Acaso continuasse poderoso, certamente que a
procissão de bajuladores pisaria em brasas e espinhos, seguiria aonde ele
fosse. Mas a situação agora é muito diferente. Não tem mais nada nem a ser
desejado nem a oferecer, não é senão uma pessoa que caminha sem olhar para trás
para não recordar o passado faustoso. E solitário vai seguindo porque ninguém
se arrisca a acompanhar quem nada tem a oferecer como reconhecimento.
Assim ocorre na vida inteira e em diversas
situações. A perda de prestígio e de poder tende a ser acompanhada de uma terrível
solidão. Todos parecem sumir de repente. E no instante mais difícil, quando
após a jornada chega o instante de pisar no deserto, então é que se sente quanto
dói a areia ardente do abandono. Noutros tempos, tudo um oásis, mas agora
somente a poeira, a tempestade, a solidão.

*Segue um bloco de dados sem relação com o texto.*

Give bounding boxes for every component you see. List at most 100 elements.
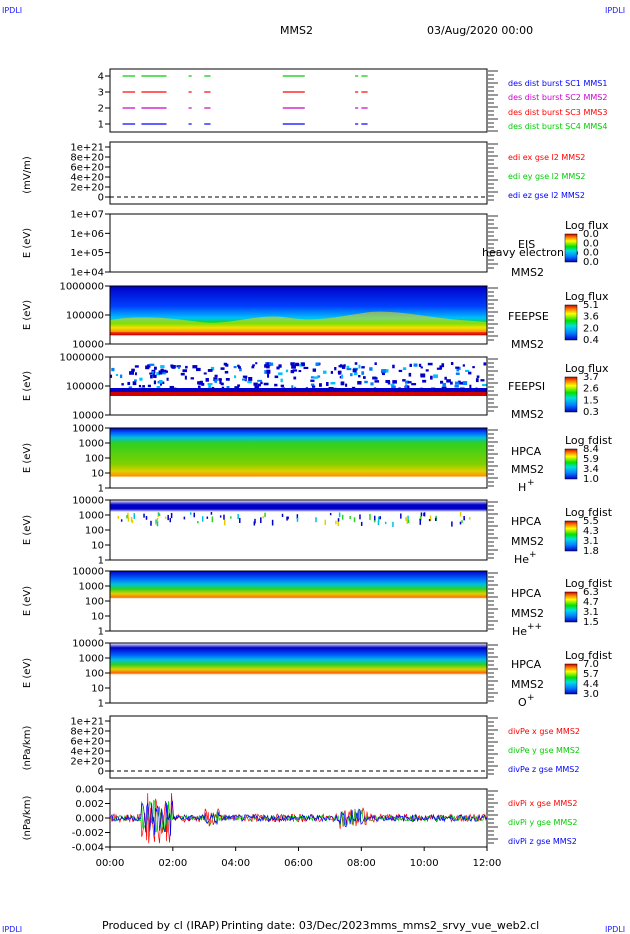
feepsi-speckle	[214, 379, 218, 383]
feepsi-speckle	[266, 362, 271, 367]
feepsi-speckle	[374, 362, 377, 366]
hpca_he-ytick-label: 1	[98, 556, 104, 567]
hpca_h-ytick-label: 1000	[79, 439, 104, 450]
feepsi-speckle	[313, 376, 319, 379]
he-speckle	[127, 512, 129, 517]
he-speckle	[189, 512, 192, 515]
he-speckle	[337, 518, 340, 522]
he-speckle	[254, 518, 256, 524]
feepsi-speckle	[315, 362, 320, 366]
feepsi-speckle	[208, 384, 211, 389]
hpca_h-ytick-label: 100	[85, 454, 104, 465]
feepsi-speckle	[264, 364, 267, 368]
he-speckle	[156, 521, 159, 527]
feepsi-speckle	[159, 379, 163, 384]
feepsi-speckle	[404, 380, 409, 384]
hpca-o-species-sup: +	[527, 693, 535, 703]
feepsi-ytick-label: 1000000	[59, 353, 104, 364]
edi-ylabel: (mV/m)	[22, 156, 33, 194]
feepsi-speckle	[280, 378, 283, 383]
he-speckle	[420, 512, 423, 517]
feepsi-speckle	[145, 365, 150, 370]
feepsi-ytick-label: 100000	[66, 382, 104, 393]
feepsi-speckle	[156, 385, 161, 389]
feepsi-speckle	[293, 365, 296, 369]
feepsi-speckle	[398, 369, 403, 373]
feepsi-speckle	[205, 378, 209, 381]
burst-frame	[109, 68, 488, 133]
feepsi-speckle	[427, 362, 433, 366]
hpca-h-species: H	[518, 481, 526, 494]
eis-instrument: EIS	[518, 238, 535, 251]
he-speckle	[262, 516, 264, 519]
feepsi-speckle	[241, 378, 247, 381]
feepsi-speckle	[411, 383, 417, 386]
feepsi-speckle	[120, 374, 123, 379]
hpca-hepp-species: He	[512, 625, 527, 638]
he-speckle	[379, 516, 381, 520]
feepsi-speckle	[469, 384, 472, 389]
he-speckle	[296, 514, 299, 520]
feepse-instrument: FEEPSE	[508, 310, 549, 323]
feepsi-speckle	[266, 365, 270, 369]
he-speckle	[157, 512, 160, 516]
feepsi-speckle	[239, 368, 242, 372]
feepsi-speckle	[255, 362, 258, 365]
eis-cbar-tick: 0.0	[583, 248, 599, 259]
he-speckle	[133, 513, 136, 519]
divpi-ylabel: (nPa/km)	[22, 796, 33, 841]
he-speckle	[463, 518, 465, 521]
feepsi-blue-band	[110, 388, 487, 394]
he-speckle	[169, 518, 172, 523]
he-speckle	[405, 516, 407, 521]
feepsi-speckle	[430, 375, 433, 380]
feepsi-speckle	[196, 367, 201, 372]
he-speckle	[335, 520, 337, 525]
feepsi-speckle	[160, 368, 164, 373]
edi-ytick-label: 2e+20	[70, 183, 104, 194]
feepsi-speckle	[357, 380, 362, 385]
eis-ylabel: E (eV)	[22, 228, 33, 258]
feepsi-speckle	[274, 383, 278, 387]
hpca_o-ytick-label: 10000	[72, 639, 104, 650]
produced-by: Produced by cl (IRAP)	[102, 919, 219, 932]
eis-cbar-tick: 0.0	[583, 229, 599, 240]
he-speckle	[127, 516, 130, 522]
feepsi-speckle	[436, 367, 442, 370]
burst-legend-sc1: des dist burst SC1 MMS1	[508, 79, 607, 88]
he-speckle	[260, 517, 262, 524]
feepsi-speckle	[475, 378, 479, 383]
hpca_o-cbar-tick: 4.4	[583, 679, 599, 690]
he-speckle	[461, 520, 463, 524]
divpe-ytick-label: 0	[98, 767, 104, 778]
hpca-h-cbar-title: Log fdist	[565, 434, 613, 447]
feepse-spectrogram	[110, 286, 487, 344]
divpi-ytick-label: 0.002	[75, 799, 104, 810]
xtick-label: 06:00	[284, 858, 313, 869]
feepsi-speckle	[392, 380, 397, 384]
feepsi-speckle	[455, 366, 460, 369]
he-speckle	[423, 512, 425, 517]
feepsi-speckle	[134, 379, 137, 382]
feepsi-speckle	[420, 375, 426, 378]
feepsi-speckle	[162, 369, 167, 374]
burst-legend-sc3: des dist burst SC3 MMS3	[508, 108, 607, 117]
feepsi-speckle	[345, 383, 348, 387]
hpca-o-cbar-title: Log fdist	[565, 649, 613, 662]
feepsi-speckle	[197, 385, 201, 388]
edi-legend-y: edi ey gse l2 MMS2	[508, 172, 586, 181]
feepse-cbar-tick: 3.6	[583, 312, 599, 323]
he-speckle	[120, 519, 123, 522]
eis-ytick-label: 1e+04	[70, 268, 104, 279]
he-speckle	[143, 513, 145, 518]
feepsi-speckle	[310, 379, 315, 382]
he-speckle	[451, 521, 453, 527]
feepsi-speckle	[248, 376, 253, 381]
panel-feepse: E (eV) FEEPSE MMS2 Log flux	[22, 285, 609, 351]
burst-ytick-label: 1	[98, 120, 104, 131]
feepsi-speckle	[339, 364, 343, 368]
he-speckle	[329, 512, 332, 516]
he-speckle	[400, 513, 402, 519]
hpca_hepp-ytick-label: 1	[98, 627, 104, 638]
feepsi-speckle	[476, 375, 480, 378]
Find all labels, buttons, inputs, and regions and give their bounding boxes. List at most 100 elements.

Quem quiser se manter no sombreado, sempre
acompanhado e bajulado, que cuide de se manter no poder, na riqueza, com
influência. É assim que funciona perante muitos. Não há solidão materialista,
não há desprezo capitalista. Tudo é uma questão de impor ao outro uma condição
de subserviência tal que nuvens sejam estendidas aos pés.
Do contrário, quando o tanto ter se
transforma em pouco ou nada ter, a voracidade da solidão e do desprezo se
revelará de forma assustadora. Mas não adianta relembrar os tempos de fartura
para que os amigos apareçam. Estes não existirão mais. Contudo, aqueles outros,
aqueles mesmos que sempre foram sinceros e fiéis a vida inteira, mas foram
relegados pela cegueira da bonança, jamais estarão distantes.
Estes, além de não deixar que o amigo pise
sozinho em espinhos, se manterão na postura de fiéis companheiros ainda que
mais tarde, acaso a ilusão da fartura ressurja, sejam novamente esquecidos.